Abstract

Image processing in the retina of the eye has thus far been mainly dealt with analogous to photographic ray optics i. e., imaging lens optics and photodiode arrays. However, it does not offer an answer to the questions that are crucial to human vision: WHAT a visible object invariantly represents conceptually (a house, a tree, etc.), WHERE it is located in relation to other objects in space or which RGB-colors and/or luminosities collaborate locally. For this purpose, ray optics needs to be supplemented by diffractive wave optics, which can be described as Fresnel near-field interference in cellular or spatial gratings.
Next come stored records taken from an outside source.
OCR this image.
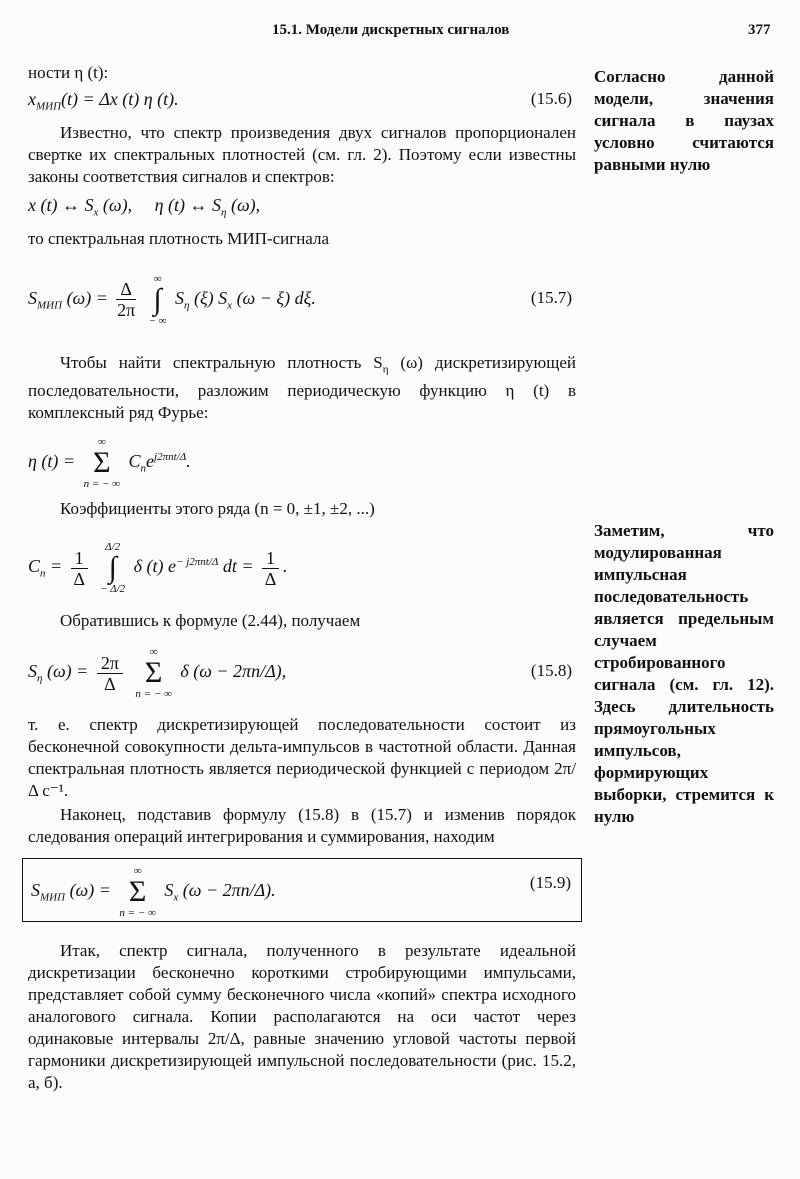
15.1. Модели дискретных сигналов	377

ности η (t):

$x_{МИП}(t) = \Delta x$ (t) η (t).	(15.6)

Известно, что спектр произведения двух сигналов пропорционален свертке их спектральных плотностей (см. гл. 2). Поэтому если известны законы соответствия сигналов и спектров:

x (t) ↔ $S_x$ (ω), η (t) ↔ $S_\eta$ (ω),

то спектральная плотность МИП-сигнала

$S_{МИП}$ $(\omega) = \frac{\Delta}{2\pi}$

∞
∫
− ∞
$S_\eta$ (ξ) $S_x$ (ω − ξ) dξ.	(15.7)

Чтобы найти спектральную плотность $S_\eta$ (ω) дискретизирующей последовательности, разложим периодическую функцию η (t) в комплексный ряд Фурье:

η (t) =
∞
Σ
n = − ∞
$C_ne^{j2\pi nt/\Delta}$.

Коэффициенты этого ряда (n = 0, ±1, ±2, ...)

$C_n = \frac{1}{\Delta}$

Δ/2
∫
− Δ/2
δ (t) $e^{- j2\pi nt/\Delta}$ dt = $\frac{1}{\Delta}$ .

Обратившись к формуле (2.44), получаем

$S_\eta$ $(\omega) = \frac{2\pi}{\Delta}$

∞
Σ
n = − ∞
δ (ω − 2πn/Δ),	(15.8)

т. е. спектр дискретизирующей последовательности состоит из бесконечной совокупности дельта-импульсов в частотной области. Данная спектральная плотность является периодической функцией с периодом 2π/Δ c⁻¹.

Наконец, подставив формулу (15.8) в (15.7) и изменив порядок следования операций интегрирования и суммирования, находим

$S_{МИП}$ (ω) =
∞
Σ
n = − ∞
$S_x$ (ω − 2πn/Δ).	(15.9)

Итак, спектр сигнала, полученного в результате идеальной дискретизации бесконечно короткими стробирующими импульсами, представляет собой сумму бесконечного числа «копий» спектра исходного аналогового сигнала. Копии располагаются на оси частот через одинаковые интервалы 2π/Δ, равные значению угловой частоты первой гармоники дискретизирующей импульсной последовательности (рис. 15.2, а, б).

Согласно данной модели, значения сигнала в паузах условно считаются равными нулю
Заметим, что модулированная импульсная последовательность является предельным случаем стробированного сигнала (см. гл. 12). Здесь длительность прямоугольных импульсов, формирующих выборки, стремится к нулю
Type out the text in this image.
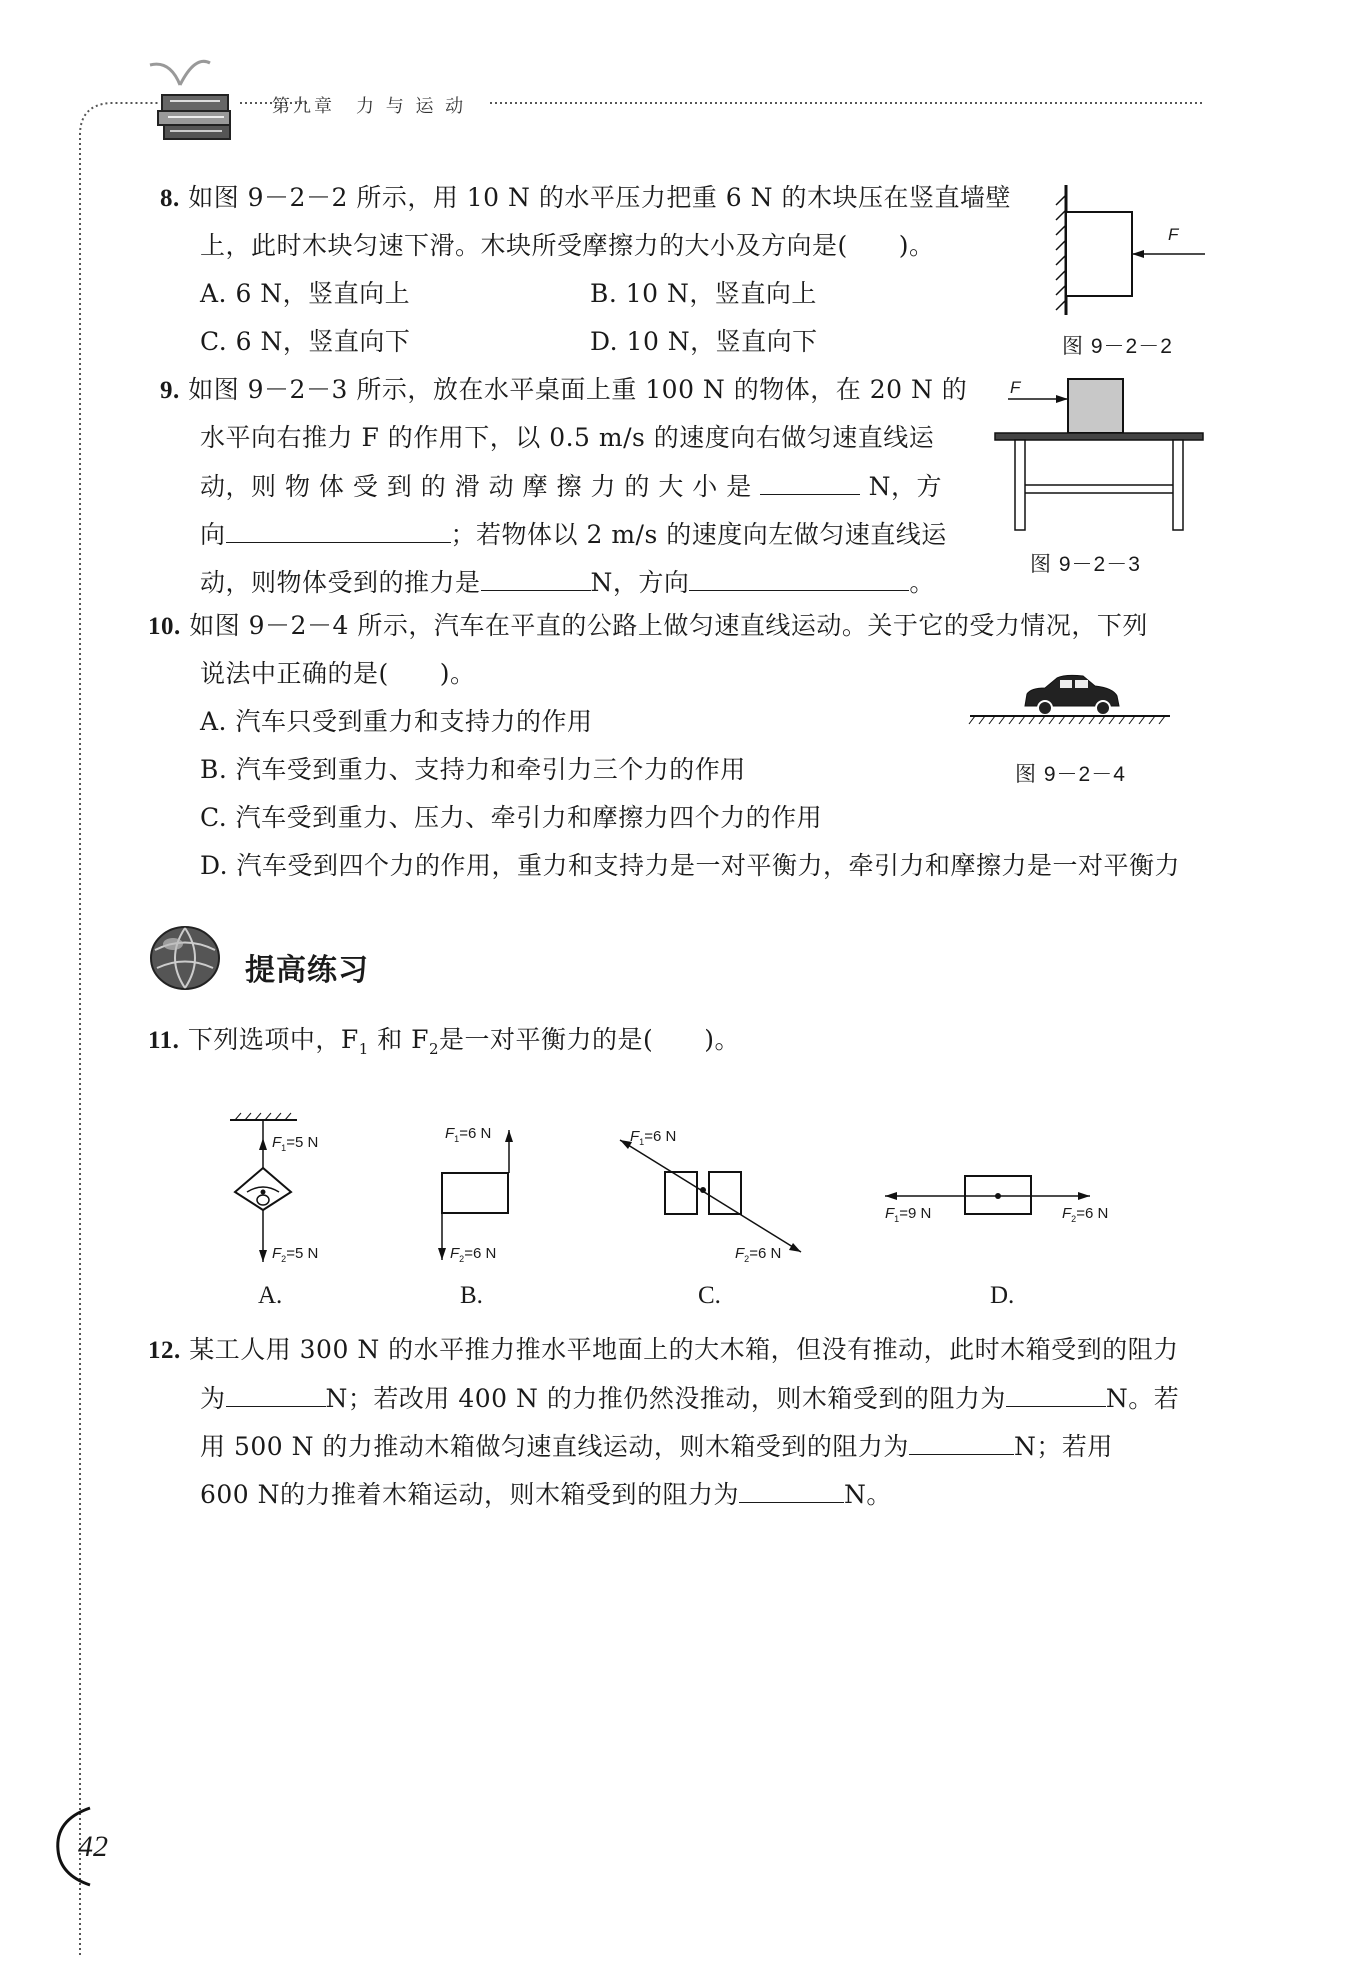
第九章　力 与 运 动
8. 如图 9－2－2 所示，用 10 N 的水平压力把重 6 N 的木块压在竖直墙壁
上，此时木块匀速下滑。木块所受摩擦力的大小及方向是(　　)。
A. 6 N，竖直向上	B. 10 N，竖直向上
C. 6 N，竖直向下	D. 10 N，竖直向下
F
图 9－2－2
9. 如图 9－2－3 所示，放在水平桌面上重 100 N 的物体，在 20 N 的
水平向右推力 F 的作用下，以 0.5 m/s 的速度向右做匀速直线运
动，则 物 体 受 到 的 滑 动 摩 擦 力 的 大 小 是	N，方
向	；若物体以 2 m/s 的速度向左做匀速直线运
动，则物体受到的推力是	N，方向	。
F
图 9－2－3
10. 如图 9－2－4 所示，汽车在平直的公路上做匀速直线运动。关于它的受力情况，下列
说法中正确的是(　　)。
A. 汽车只受到重力和支持力的作用
B. 汽车受到重力、支持力和牵引力三个力的作用
C. 汽车受到重力、压力、牵引力和摩擦力四个力的作用
D. 汽车受到四个力的作用，重力和支持力是一对平衡力，牵引力和摩擦力是一对平衡力
图 9－2－4
提高练习
11. 下列选项中，$F_1$ 和 $F_2$是一对平衡力的是(　　)。
$F_1=5$ N
$F_2=5$ N
A.
$F_1=6$ N
$F_2=6$ N
B.
$F_1=6$ N
$F_2=6$ N
C.
$F_1=9$ N	$F_2=6$ N
D.
12. 某工人用 300 N 的水平推力推水平地面上的大木箱，但没有推动，此时木箱受到的阻力
为	N；若改用 400 N 的力推仍然没推动，则木箱受到的阻力为	N。若
用 500 N 的力推动木箱做匀速直线运动，则木箱受到的阻力为	N；若用
600 N的力推着木箱运动，则木箱受到的阻力为	N。
42
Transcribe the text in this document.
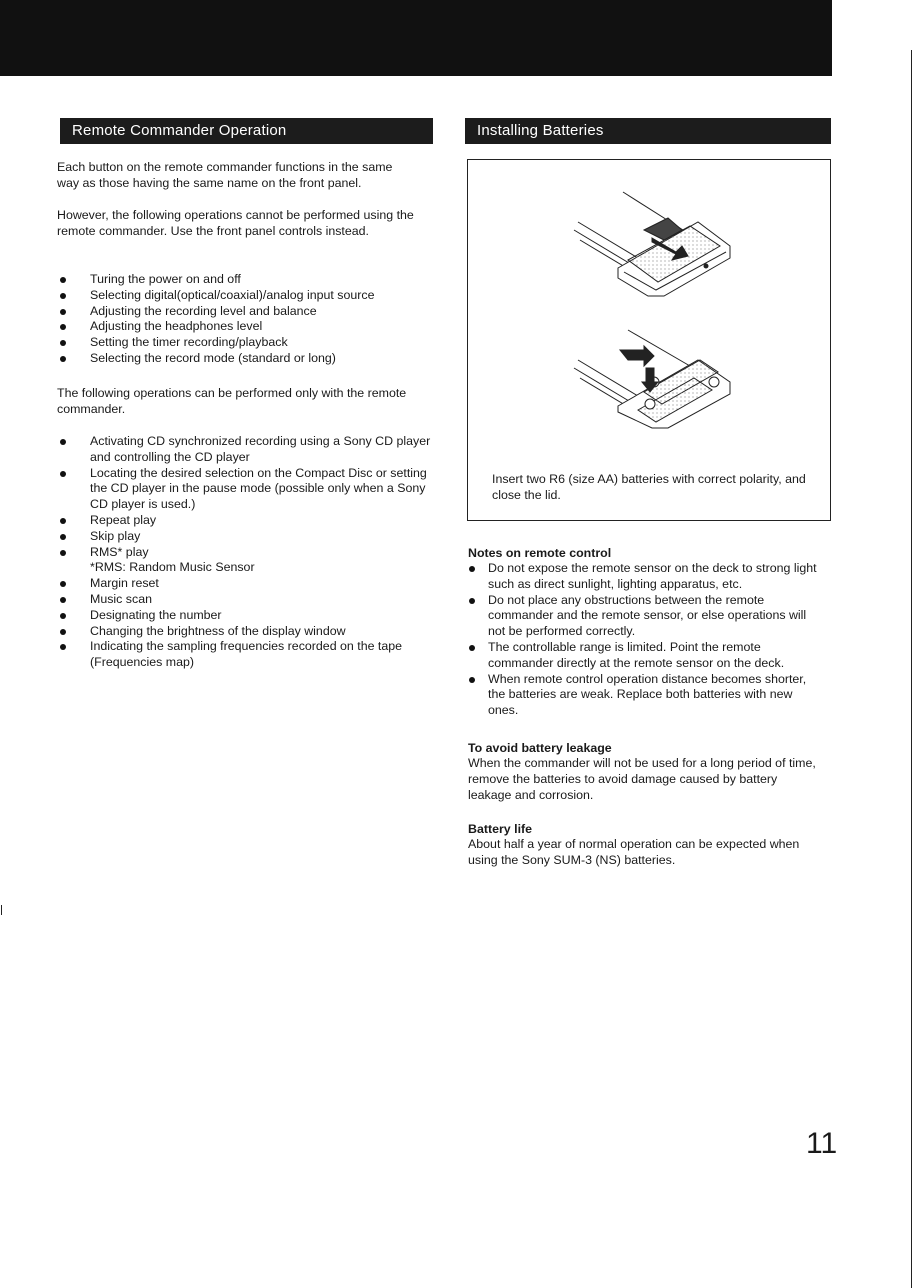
Remote Commander Operation

Each button on the remote commander functions in the same way as those having the same name on the front panel.

However, the following operations cannot be performed using the remote commander. Use the front panel controls instead.

Turing the power on and off
Selecting digital(optical/coaxial)/analog input source
Adjusting the recording level and balance
Adjusting the headphones level
Setting the timer recording/playback
Selecting the record mode (standard or long)

The following operations can be performed only with the remote commander.

Activating CD synchronized recording using a Sony CD player and controlling the CD player
Locating the desired selection on the Compact Disc or setting the CD player in the pause mode (possible only when a Sony CD player is used.)
Repeat play
Skip play
RMS* play
*RMS: Random Music Sensor
Margin reset
Music scan
Designating the number
Changing the brightness of the display window
Indicating the sampling frequencies recorded on the tape (Frequencies map)
Installing Batteries

Insert two R6 (size AA) batteries with correct polarity, and close the lid.

Notes on remote control

Do not expose the remote sensor on the deck to strong light such as direct sunlight, lighting apparatus, etc.
Do not place any obstructions between the remote commander and the remote sensor, or else operations will not be performed correctly.
The controllable range is limited. Point the remote commander directly at the remote sensor on the deck.
When remote control operation distance becomes shorter, the batteries are weak. Replace both batteries with new ones.

To avoid battery leakage

When the commander will not be used for a long period of time, remove the batteries to avoid damage caused by battery leakage and corrosion.

Battery life

About half a year of normal operation can be expected when using the Sony SUM-3 (NS) batteries.

11
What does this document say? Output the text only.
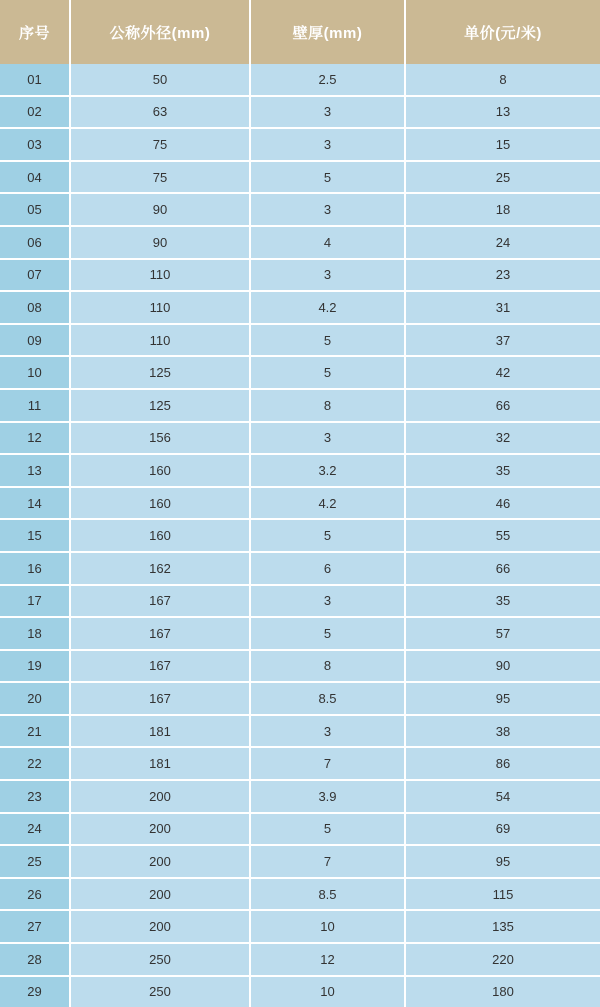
序号	公称外径(mm)	壁厚(mm)	单价(元/米)
01	50	2.5	8
02	63	3	13
03	75	3	15
04	75	5	25
05	90	3	18
06	90	4	24
07	110	3	23
08	110	4.2	31
09	110	5	37
10	125	5	42
11	125	8	66
12	156	3	32
13	160	3.2	35
14	160	4.2	46
15	160	5	55
16	162	6	66
17	167	3	35
18	167	5	57
19	167	8	90
20	167	8.5	95
21	181	3	38
22	181	7	86
23	200	3.9	54
24	200	5	69
25	200	7	95
26	200	8.5	115
27	200	10	135
28	250	12	220
29	250	10	180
The fact that interference optics plays a decisive role in vision has already been proven by the fact that in binocular vision the image brightness is preserved when closing one eye. However, with the introduction of interference-wave-optics and especially with Fresnel Nearfield interference optics the cortico-retinal image processing now becomes possible in the eye, i.e. in the retina of the peripheral visual organ. Fresnel Nearfield interference optics especially allows multilayer proceeding and a better understanding of hierarchical imaging systems. It clearly becomes apparent in the di- and trichromatic proceeding and by the separation of color proceeding from invariant object form proceeding. Color - as an example - is not produced at the visual objects and also not in the cortex, but in the Fresnel space of the retina.